Tuesday, August 14, 2007

A Stage Direction from a Samuel Beckett Play (Commonplace Book)

I cannot remember which short Beckett play this is from -- its one of the very short one or two pagers I think -- but here is the best stage direction ever:

"Door imperceptibly ajar"

That is pure deadpan Beckett funny, but you maybe have to be very immersed in Beckett, as I was, when I read it. I suppose, to be fair, it communicates something to the actor about the scene, maybe. But how on earth is a set designer supposed to accomplish this? How do you take into account, on the stage, something that, by definition, no one can notice? "Door imperceptibly ajar" translates onto the practical stage as "closed." You have to love Beckett.
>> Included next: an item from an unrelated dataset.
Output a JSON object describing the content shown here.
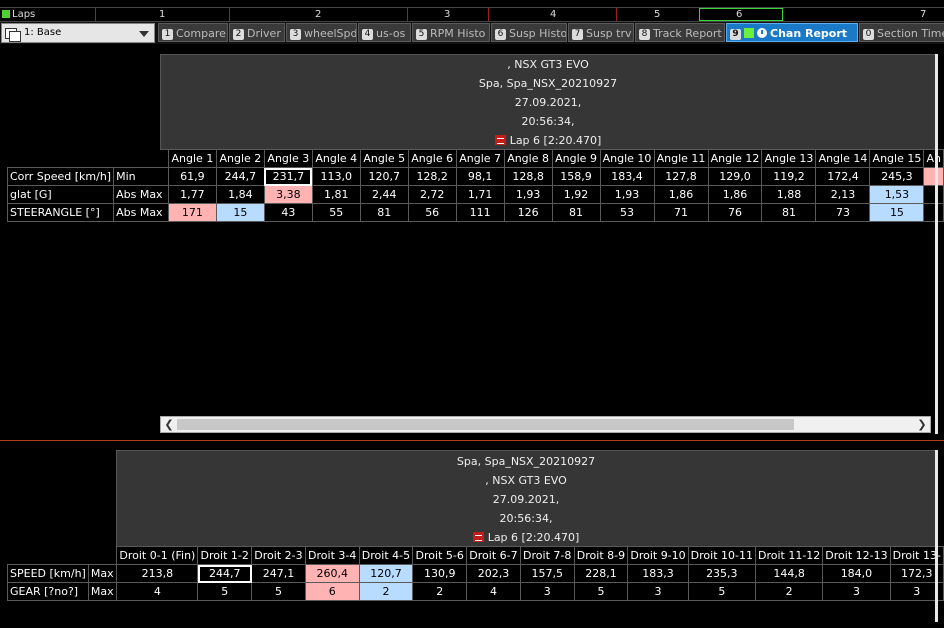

Not as good, but still pretty great, is the infamous stage direction in Shakespeare's A Winter's Tale. Shakespeare of course did not write his own stage directions, but you have to admire whoever got to add the equally deadpan funny "Exit, pursued by a bear" to the Shakespeare canon.


Jason Powell said...

Another Shakespeare stage direction I like happens in "Othello." It's actually two stage-directions, bracketing a single line of text, and the combo has got the same deadpan quality as the "Pursued by a bear" one...


How now, Roderigo! I pray you, after the lieutenant go.


That makes me laugh every time.

James said...

I liked this Fraction blog post (sort of) about a stage direction.

Ping33 said...

The first gift I ever got the woman who is now my wife was a 1st print copy of Endgame.